The development of mathematical approaches to the study of
microbial ecology has most often been limited to
mean field studies of predator-prey interactions with a fixed or
limited number of species.  However, there is an incredible
bacterial and viral diversity in natural systems that is neither
well understood nor systematically identified.  In this talk,
I propose a computational and theoretical framework for
analyzing rapid co-evolutionary dynamics in their ecological context.
The aim of such a framework is to predict and test the dynamics of
bacteria and bacteriophage diversity in ecosystems where
both the molecular biology and population dynamics are
well quantified.  The model system under consideration
is the association between E. coli and lambda phage in
continuous culture.  Because lambda phage inserts its prophage
into the bacterial cell via the maltose receptor, a selective pressure
exists for the bacteria to modify its receptor configuration and,
in turn, for the phage to modify its tail fiber.  A mathematical model
of these trait adaptations is developed using the framework
of adaptive dynamics (Dieckmann and Law, J. Math. Bio. 1996).

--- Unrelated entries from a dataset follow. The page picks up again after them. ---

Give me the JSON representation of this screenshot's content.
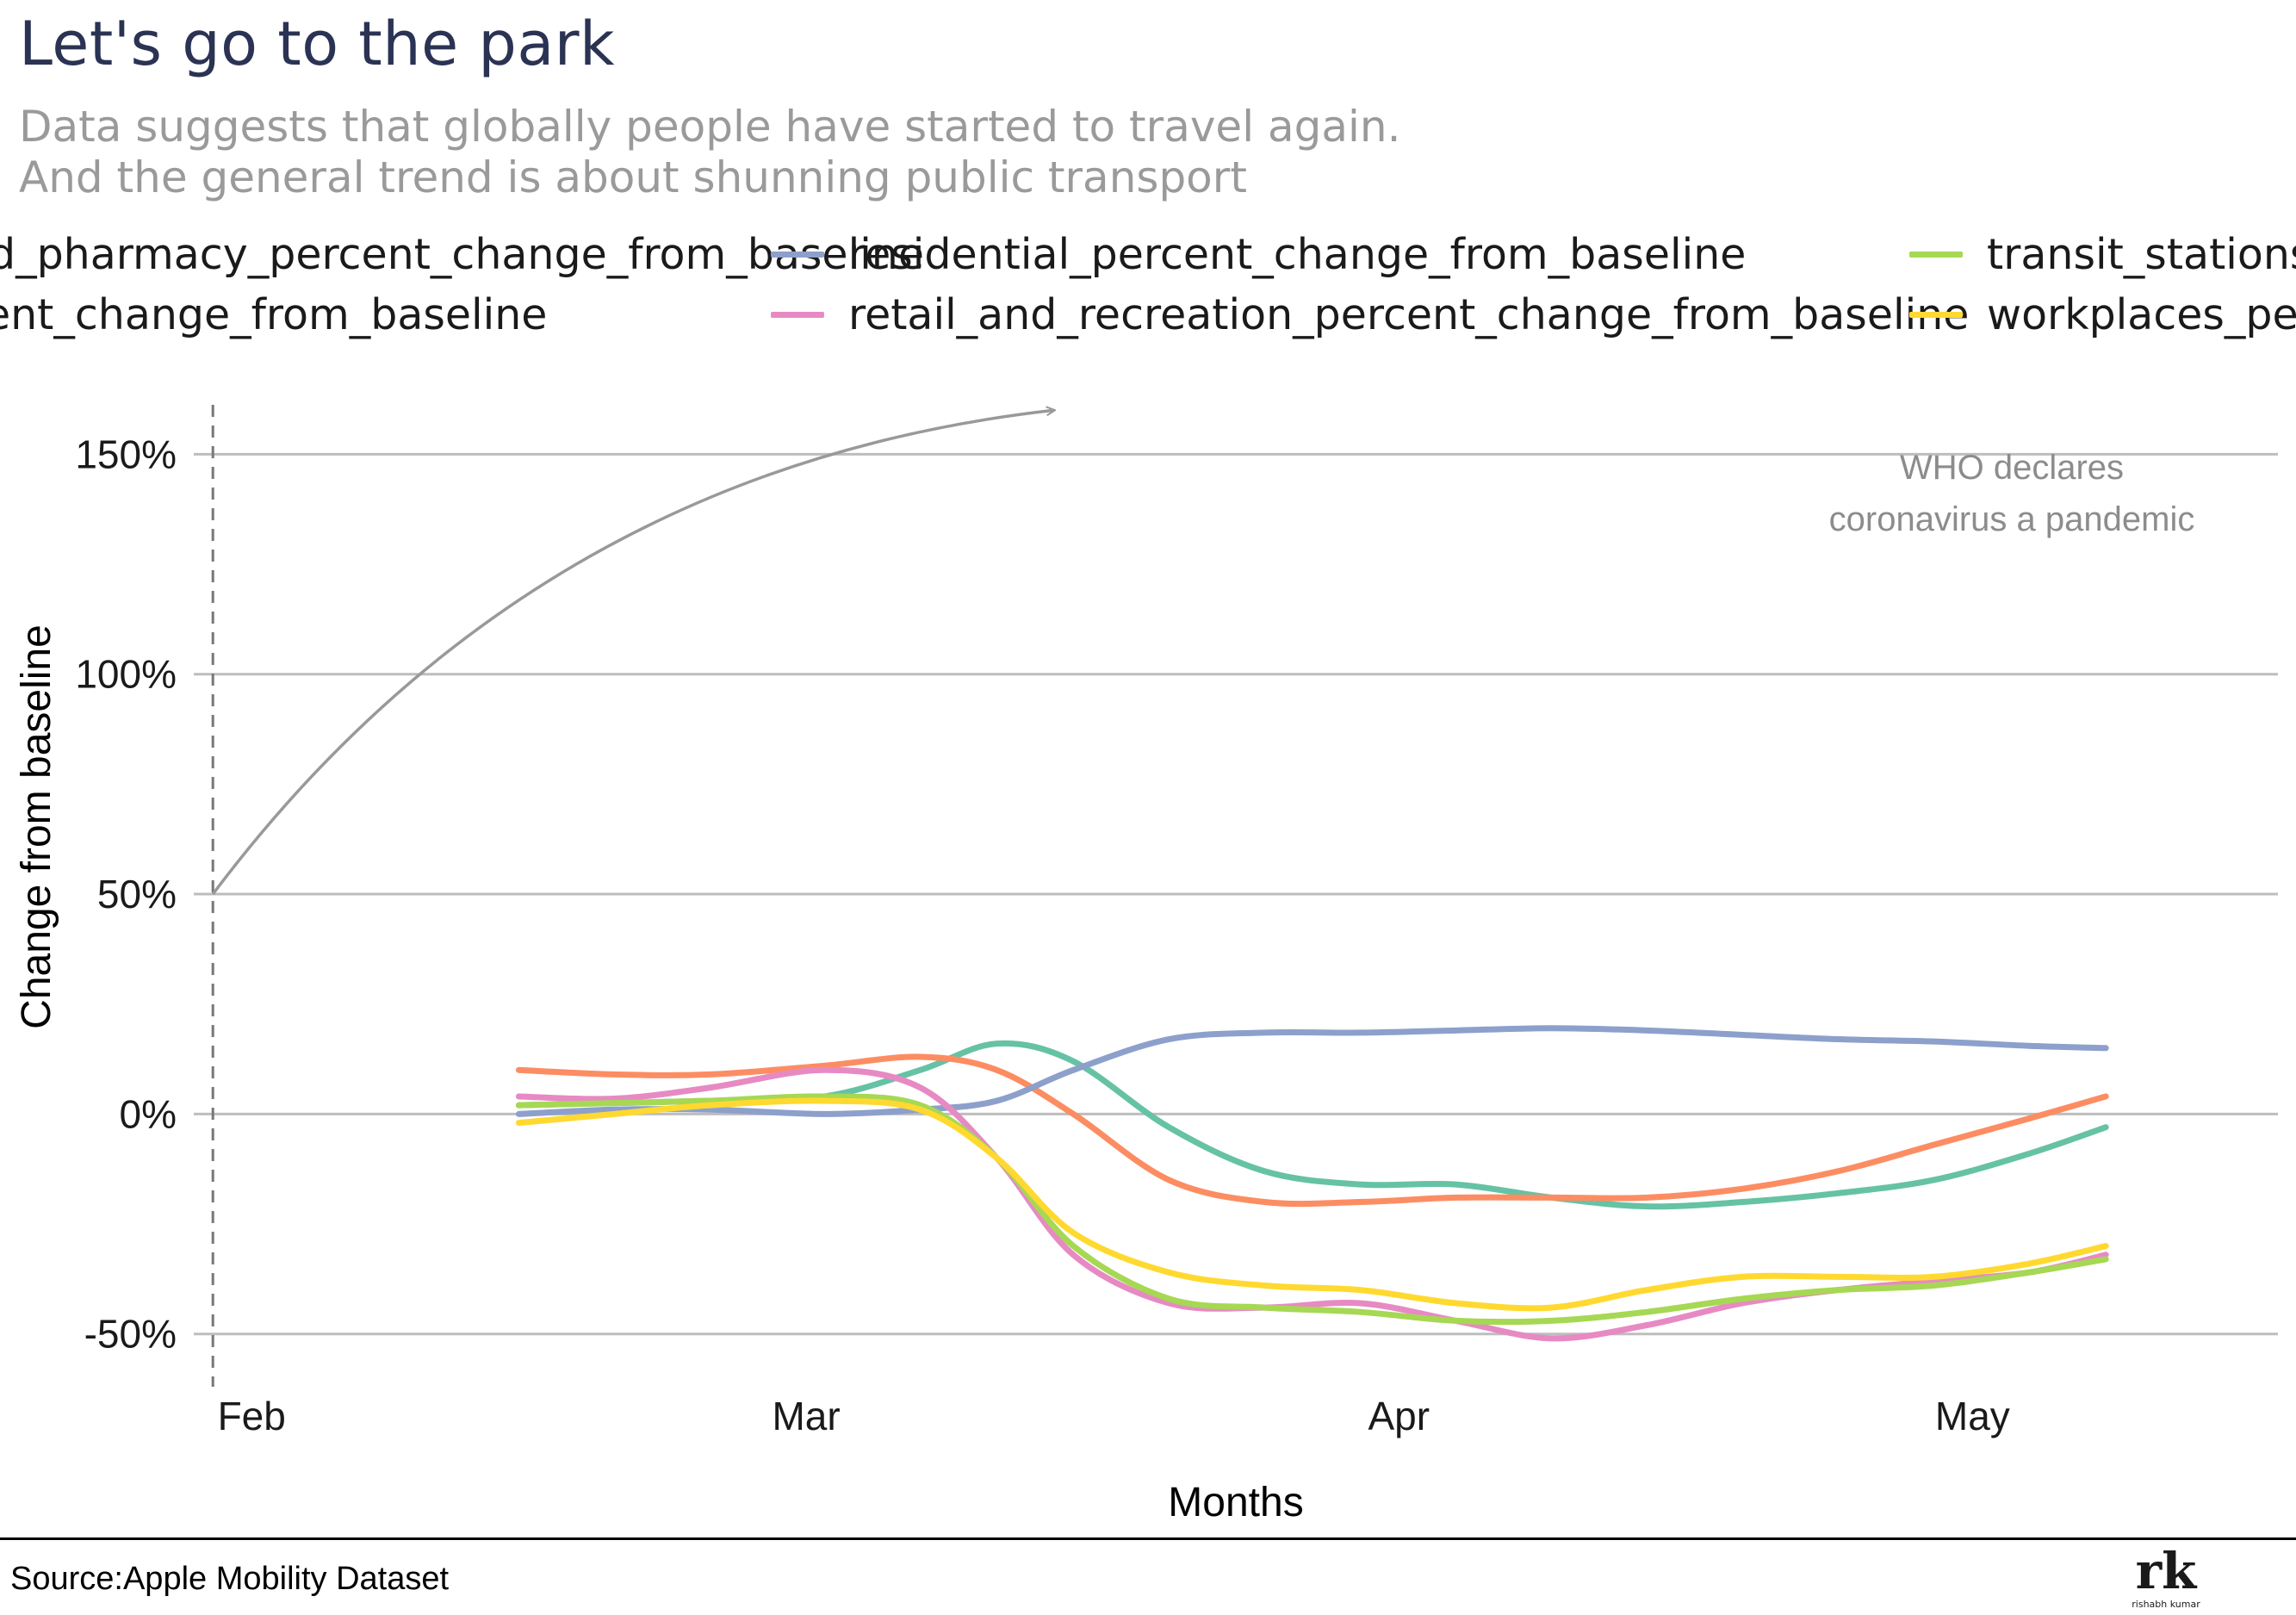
{
  "title": "Let's go to the park",
  "subtitle_lines": [
    "Data suggests that globally people have started to travel again.",
    "And the general trend is about shunning public transport"
  ],
  "legend": [
    {
      "label": "grocery_and_pharmacy_percent_change_from_baseline",
      "color": "#66c2a5"
    },
    {
      "label": "parks_percent_change_from_baseline",
      "color": "#fc8d62"
    },
    {
      "label": "residential_percent_change_from_baseline",
      "color": "#8da0cb"
    },
    {
      "label": "retail_and_recreation_percent_change_from_baseline",
      "color": "#e78ac3"
    },
    {
      "label": "transit_stations_percent_change_from_baseline",
      "color": "#a6d854"
    },
    {
      "label": "workplaces_percent_change_from_baseline",
      "color": "#ffd92f"
    }
  ],
  "annotation": {
    "lines": [
      "WHO declares",
      "coronavirus a pandemic"
    ],
    "marker_date": "2020-02-01",
    "arrow_from": {
      "x": "2020-02-01",
      "y": 50
    },
    "arrow_to": {
      "x": "2020-03-16",
      "y": 160
    }
  },
  "source": "Source:Apple Mobility Dataset",
  "logo": {
    "text": "rk",
    "caption": "rishabh kumar"
  },
  "chart_data": {
    "type": "line",
    "xlabel": "Months",
    "ylabel": "Change from baseline",
    "xlim": [
      "2020-01-31",
      "2020-05-19"
    ],
    "ylim": [
      -62,
      172
    ],
    "x_ticks": [
      {
        "date": "2020-02-01",
        "label": "Feb"
      },
      {
        "date": "2020-03-01",
        "label": "Mar"
      },
      {
        "date": "2020-04-01",
        "label": "Apr"
      },
      {
        "date": "2020-05-01",
        "label": "May"
      }
    ],
    "y_ticks": [
      {
        "value": 150,
        "label": "150%"
      },
      {
        "value": 100,
        "label": "100%"
      },
      {
        "value": 50,
        "label": "50%"
      },
      {
        "value": 0,
        "label": "0%"
      },
      {
        "value": -50,
        "label": "-50%"
      }
    ],
    "grid": true,
    "legend_position": "top",
    "series": [
      {
        "name": "grocery_and_pharmacy_percent_change_from_baseline",
        "color": "#66c2a5",
        "x": [
          "2020-02-17",
          "2020-02-22",
          "2020-02-27",
          "2020-03-04",
          "2020-03-09",
          "2020-03-13",
          "2020-03-17",
          "2020-03-22",
          "2020-03-27",
          "2020-04-01",
          "2020-04-06",
          "2020-04-11",
          "2020-04-16",
          "2020-04-21",
          "2020-04-26",
          "2020-05-01",
          "2020-05-06",
          "2020-05-10"
        ],
        "y": [
          2,
          2.5,
          3,
          4,
          10,
          16,
          12,
          -3,
          -13,
          -16,
          -16,
          -19,
          -21,
          -20,
          -18,
          -15,
          -9,
          -3
        ]
      },
      {
        "name": "parks_percent_change_from_baseline",
        "color": "#fc8d62",
        "x": [
          "2020-02-17",
          "2020-02-22",
          "2020-02-27",
          "2020-03-04",
          "2020-03-09",
          "2020-03-13",
          "2020-03-17",
          "2020-03-22",
          "2020-03-27",
          "2020-04-01",
          "2020-04-06",
          "2020-04-11",
          "2020-04-16",
          "2020-04-21",
          "2020-04-26",
          "2020-05-01",
          "2020-05-06",
          "2020-05-10"
        ],
        "y": [
          10,
          9,
          9,
          11,
          13,
          10,
          0,
          -15,
          -20,
          -20,
          -19,
          -19,
          -19,
          -17,
          -13,
          -7,
          -1,
          4
        ]
      },
      {
        "name": "residential_percent_change_from_baseline",
        "color": "#8da0cb",
        "x": [
          "2020-02-17",
          "2020-02-22",
          "2020-02-27",
          "2020-03-04",
          "2020-03-09",
          "2020-03-13",
          "2020-03-17",
          "2020-03-22",
          "2020-03-27",
          "2020-04-01",
          "2020-04-06",
          "2020-04-11",
          "2020-04-16",
          "2020-04-21",
          "2020-04-26",
          "2020-05-01",
          "2020-05-06",
          "2020-05-10"
        ],
        "y": [
          0,
          1,
          1,
          0,
          1,
          3,
          10,
          17,
          18.5,
          18.5,
          19,
          19.5,
          19,
          18,
          17,
          16.5,
          15.5,
          15
        ]
      },
      {
        "name": "retail_and_recreation_percent_change_from_baseline",
        "color": "#e78ac3",
        "x": [
          "2020-02-17",
          "2020-02-22",
          "2020-02-27",
          "2020-03-04",
          "2020-03-09",
          "2020-03-13",
          "2020-03-17",
          "2020-03-22",
          "2020-03-27",
          "2020-04-01",
          "2020-04-06",
          "2020-04-11",
          "2020-04-16",
          "2020-04-21",
          "2020-04-26",
          "2020-05-01",
          "2020-05-06",
          "2020-05-10"
        ],
        "y": [
          4,
          3.5,
          6,
          10,
          6,
          -10,
          -32,
          -43,
          -44,
          -43,
          -47,
          -51,
          -48,
          -43,
          -40,
          -38,
          -36,
          -32
        ]
      },
      {
        "name": "transit_stations_percent_change_from_baseline",
        "color": "#a6d854",
        "x": [
          "2020-02-17",
          "2020-02-22",
          "2020-02-27",
          "2020-03-04",
          "2020-03-09",
          "2020-03-13",
          "2020-03-17",
          "2020-03-22",
          "2020-03-27",
          "2020-04-01",
          "2020-04-06",
          "2020-04-11",
          "2020-04-16",
          "2020-04-21",
          "2020-04-26",
          "2020-05-01",
          "2020-05-06",
          "2020-05-10"
        ],
        "y": [
          2,
          2.5,
          3,
          4,
          2,
          -10,
          -30,
          -42,
          -44,
          -45,
          -47,
          -47,
          -45,
          -42,
          -40,
          -39,
          -36,
          -33
        ]
      },
      {
        "name": "workplaces_percent_change_from_baseline",
        "color": "#ffd92f",
        "x": [
          "2020-02-17",
          "2020-02-22",
          "2020-02-27",
          "2020-03-04",
          "2020-03-09",
          "2020-03-13",
          "2020-03-17",
          "2020-03-22",
          "2020-03-27",
          "2020-04-01",
          "2020-04-06",
          "2020-04-11",
          "2020-04-16",
          "2020-04-21",
          "2020-04-26",
          "2020-05-01",
          "2020-05-06",
          "2020-05-10"
        ],
        "y": [
          -2,
          0,
          2,
          3,
          1,
          -10,
          -27,
          -36,
          -39,
          -40,
          -43,
          -44,
          -40,
          -37,
          -37,
          -37,
          -34,
          -30
        ]
      }
    ]
  }
}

Analytical solutions of the co-evolutionary model yield conditions for
evolutionary bifurcations leading to distinct quasispecies, conditions
that depend on ecological conditions and biological traits.
The existence of bifurcations leading to stable coexistence
of multiple quasispecies is verified by stochastic Monte Carlo
simulations of populations evolving in a chemostat with
fixed washout rate and inflow resource density.
A necessary condition for bifurcations is for the host-range specificity
of phage to exceed the specificity of bacteria at uptake of maltose, i.e.
diversification occurs for generalist hosts and specialist phage.
Finally, I discuss means to test quantitatively the predictions of
this model under chemostat conditions.